Tim_U · September 23, 2010, 9:46am

Thread.abort_on_exception = true

at the beginning of your script.

Euhm (asking this because I honestly don’t know) will this work for
Processes ? (he’s not using Thread)

Elise

Tim_U · September 23, 2010, 10:09am

elise huard wrote:

Euhm (asking this because I honestly don’t know) will this work for
Processes ? (he’s not using Thread)

Timeout::timeout uses a thread internally - and it raises an exception
asynchronously in the main thread, which makes it unsafe in just about
any application you can think of for it.

It would be safer to use select() on the data coming from the child to
wait for the process to terminate (when you read end-of-file)

Tim_U · September 23, 2010, 8:24am

On 23.09.2010 01:59, Tim U. wrote:

What do you mean by that? Goes the timeout undetected? Can’t you
kill the process? Are there any unexpected error messages /
exceptions?

Obviously the timeout is not detected.

I don’t find that obvious at all from your initial description.

I am not sure about the
exceptions as it happens when I am not looking but I will ramp up the
logging and see if I can trap anything.

You could start by doing

Thread.abort_on_exception = true

at the beginning of your script.

A frequent problem with #popen methods is to not read file descriptors
which can make the client hang (i.e. if it writes more than fits into
a pipe). That could be something to check since you are not reading
any of the streams.

If you have any pointers to documentation about this I would really
appreciate it. I know so little about unix processes and pipes and
such.

I don’t have anything handy but I guess Google will help.

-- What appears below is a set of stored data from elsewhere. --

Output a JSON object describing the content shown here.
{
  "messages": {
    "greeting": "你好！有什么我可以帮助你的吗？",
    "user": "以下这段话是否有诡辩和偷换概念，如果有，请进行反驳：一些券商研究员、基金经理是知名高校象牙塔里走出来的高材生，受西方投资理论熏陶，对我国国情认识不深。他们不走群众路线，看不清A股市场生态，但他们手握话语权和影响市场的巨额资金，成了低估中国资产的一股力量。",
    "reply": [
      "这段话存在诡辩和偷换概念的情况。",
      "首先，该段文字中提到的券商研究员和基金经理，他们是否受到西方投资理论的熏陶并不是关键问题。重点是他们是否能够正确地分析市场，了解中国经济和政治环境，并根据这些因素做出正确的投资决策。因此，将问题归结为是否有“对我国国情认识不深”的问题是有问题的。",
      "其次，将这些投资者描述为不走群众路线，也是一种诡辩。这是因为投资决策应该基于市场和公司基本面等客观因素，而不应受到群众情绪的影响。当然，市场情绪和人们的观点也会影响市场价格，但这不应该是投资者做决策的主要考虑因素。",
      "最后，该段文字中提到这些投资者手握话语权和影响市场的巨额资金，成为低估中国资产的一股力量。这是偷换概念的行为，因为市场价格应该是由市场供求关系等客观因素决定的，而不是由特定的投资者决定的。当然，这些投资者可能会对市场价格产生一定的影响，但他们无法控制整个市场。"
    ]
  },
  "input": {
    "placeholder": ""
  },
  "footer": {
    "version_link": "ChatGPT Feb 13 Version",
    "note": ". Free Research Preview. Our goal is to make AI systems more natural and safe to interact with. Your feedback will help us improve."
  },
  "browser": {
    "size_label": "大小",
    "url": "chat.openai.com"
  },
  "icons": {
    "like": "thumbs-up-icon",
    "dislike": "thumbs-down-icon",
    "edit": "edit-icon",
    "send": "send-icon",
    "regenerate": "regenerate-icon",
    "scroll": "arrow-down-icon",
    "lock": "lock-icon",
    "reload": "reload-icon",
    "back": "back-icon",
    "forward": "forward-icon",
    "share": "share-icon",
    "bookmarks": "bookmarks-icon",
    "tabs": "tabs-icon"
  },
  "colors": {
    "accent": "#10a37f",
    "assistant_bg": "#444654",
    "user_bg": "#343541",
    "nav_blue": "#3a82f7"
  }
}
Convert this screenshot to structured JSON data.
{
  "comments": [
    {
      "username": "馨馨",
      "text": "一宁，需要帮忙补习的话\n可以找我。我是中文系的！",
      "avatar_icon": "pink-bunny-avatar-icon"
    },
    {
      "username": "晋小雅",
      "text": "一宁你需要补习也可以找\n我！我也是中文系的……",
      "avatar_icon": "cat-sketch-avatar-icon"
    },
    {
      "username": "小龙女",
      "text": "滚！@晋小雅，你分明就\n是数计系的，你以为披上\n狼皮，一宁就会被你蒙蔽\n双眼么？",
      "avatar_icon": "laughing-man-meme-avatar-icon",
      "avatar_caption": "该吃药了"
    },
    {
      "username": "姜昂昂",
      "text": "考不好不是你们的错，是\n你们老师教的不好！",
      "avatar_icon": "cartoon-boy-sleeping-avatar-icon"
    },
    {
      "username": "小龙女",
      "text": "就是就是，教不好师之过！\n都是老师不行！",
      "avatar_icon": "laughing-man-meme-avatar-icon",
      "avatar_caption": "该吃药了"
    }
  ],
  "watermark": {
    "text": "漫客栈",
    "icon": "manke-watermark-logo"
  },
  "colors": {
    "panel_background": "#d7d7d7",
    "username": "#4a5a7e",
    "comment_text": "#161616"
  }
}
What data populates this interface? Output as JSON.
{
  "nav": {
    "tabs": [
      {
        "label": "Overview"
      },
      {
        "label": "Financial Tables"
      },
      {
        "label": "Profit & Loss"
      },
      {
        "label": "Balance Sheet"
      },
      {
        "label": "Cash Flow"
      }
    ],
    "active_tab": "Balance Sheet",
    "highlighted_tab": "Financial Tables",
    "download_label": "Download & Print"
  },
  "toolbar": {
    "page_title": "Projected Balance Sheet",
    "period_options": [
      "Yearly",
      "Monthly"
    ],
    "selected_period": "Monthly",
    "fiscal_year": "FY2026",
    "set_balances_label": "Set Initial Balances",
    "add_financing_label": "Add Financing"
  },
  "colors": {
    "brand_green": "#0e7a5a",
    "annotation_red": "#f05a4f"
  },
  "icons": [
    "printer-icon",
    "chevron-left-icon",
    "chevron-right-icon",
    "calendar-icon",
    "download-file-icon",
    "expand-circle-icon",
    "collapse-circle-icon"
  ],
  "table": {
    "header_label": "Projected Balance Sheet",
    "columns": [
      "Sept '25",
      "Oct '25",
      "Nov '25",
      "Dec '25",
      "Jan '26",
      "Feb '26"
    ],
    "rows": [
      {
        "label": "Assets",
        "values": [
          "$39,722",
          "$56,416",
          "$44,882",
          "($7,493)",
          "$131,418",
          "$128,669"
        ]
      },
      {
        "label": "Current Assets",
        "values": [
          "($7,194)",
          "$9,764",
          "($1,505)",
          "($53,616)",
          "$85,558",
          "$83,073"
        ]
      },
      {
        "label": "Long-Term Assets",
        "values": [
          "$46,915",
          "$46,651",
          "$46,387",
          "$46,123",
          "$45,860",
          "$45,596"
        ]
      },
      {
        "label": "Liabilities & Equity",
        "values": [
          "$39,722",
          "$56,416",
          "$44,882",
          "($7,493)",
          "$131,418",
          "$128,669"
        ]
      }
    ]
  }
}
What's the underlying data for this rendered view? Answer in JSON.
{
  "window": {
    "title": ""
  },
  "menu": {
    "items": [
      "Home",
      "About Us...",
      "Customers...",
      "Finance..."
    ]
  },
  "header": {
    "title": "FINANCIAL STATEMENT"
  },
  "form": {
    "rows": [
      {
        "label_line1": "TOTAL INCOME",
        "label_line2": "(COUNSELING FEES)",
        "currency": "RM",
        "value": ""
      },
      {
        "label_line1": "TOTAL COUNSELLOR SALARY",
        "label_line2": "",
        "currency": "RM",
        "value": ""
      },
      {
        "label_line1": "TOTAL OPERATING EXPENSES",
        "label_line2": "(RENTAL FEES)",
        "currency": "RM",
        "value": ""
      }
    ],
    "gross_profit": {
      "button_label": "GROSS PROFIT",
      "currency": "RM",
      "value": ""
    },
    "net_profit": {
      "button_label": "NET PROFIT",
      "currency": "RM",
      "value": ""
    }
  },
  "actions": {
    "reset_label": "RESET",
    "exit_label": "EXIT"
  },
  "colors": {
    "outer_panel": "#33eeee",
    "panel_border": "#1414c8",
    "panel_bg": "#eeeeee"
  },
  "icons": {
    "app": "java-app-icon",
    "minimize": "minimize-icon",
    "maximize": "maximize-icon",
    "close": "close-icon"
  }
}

A pipe is basically what it looks like: it’s a piece of pipe with you
write to on one end and read from at the other end. At the read end
there is a valve. If nobody reads the valve stays closed and you can’t
fill in more at the write end. If you use blocking IO your process
blocks on the system call and won’t be active before you read from the
other end. (This is a bit simplistic because it leaves threads and
interpreter implementation out of the way but this is basically what
happens).

Kind regards

robert

Tim_U · September 24, 2010, 9:12am

It would be safer to use select() on the data coming from the child to
wait for the process to terminate (when you read end-of-file)

Do you know of any examples on how to do that? I am willing to rewrite
my code obviously.

Tim_U · September 25, 2010, 12:25am

It would be safer to use select() on the data coming from the child to
wait for the process to terminate (when you read end-of-file)

But what if the process hangs?

Wouldn’t I need to use timeout to check for that anyway?

Tim_U · September 25, 2010, 10:15am

On 25.09.2010 00:25, Tim U. wrote:

It would be safer to use select() on the data coming from the child to
wait for the process to terminate (when you read end-of-file)

But what if the process hangs?

Wouldn’t I need to use timeout to check for that anyway?

Select can be called with a timeout which guarantees that the call
returns in time regardless whether there is any data available.

Kind regards

robert

Tim_U · September 23, 2010, 10:19am

On Thu, Sep 23, 2010 at 9:42 AM, elise huard [email protected]
wrote:

Thread.abort_on_exception = true

at the beginning of your script.

Euhm (asking this because I honestly don’t know) will this work for
Processes ? (he’s not using Thread)

But he uses Timeout which AFAIK uses threads internally for monitoring.

Cheers

robert

Tim_U · October 4, 2010, 3:25am

On Sat, Sep 25, 2010 at 9:05 PM, Robert K.
[email protected] wrote:

in time regardless whether there is any data available.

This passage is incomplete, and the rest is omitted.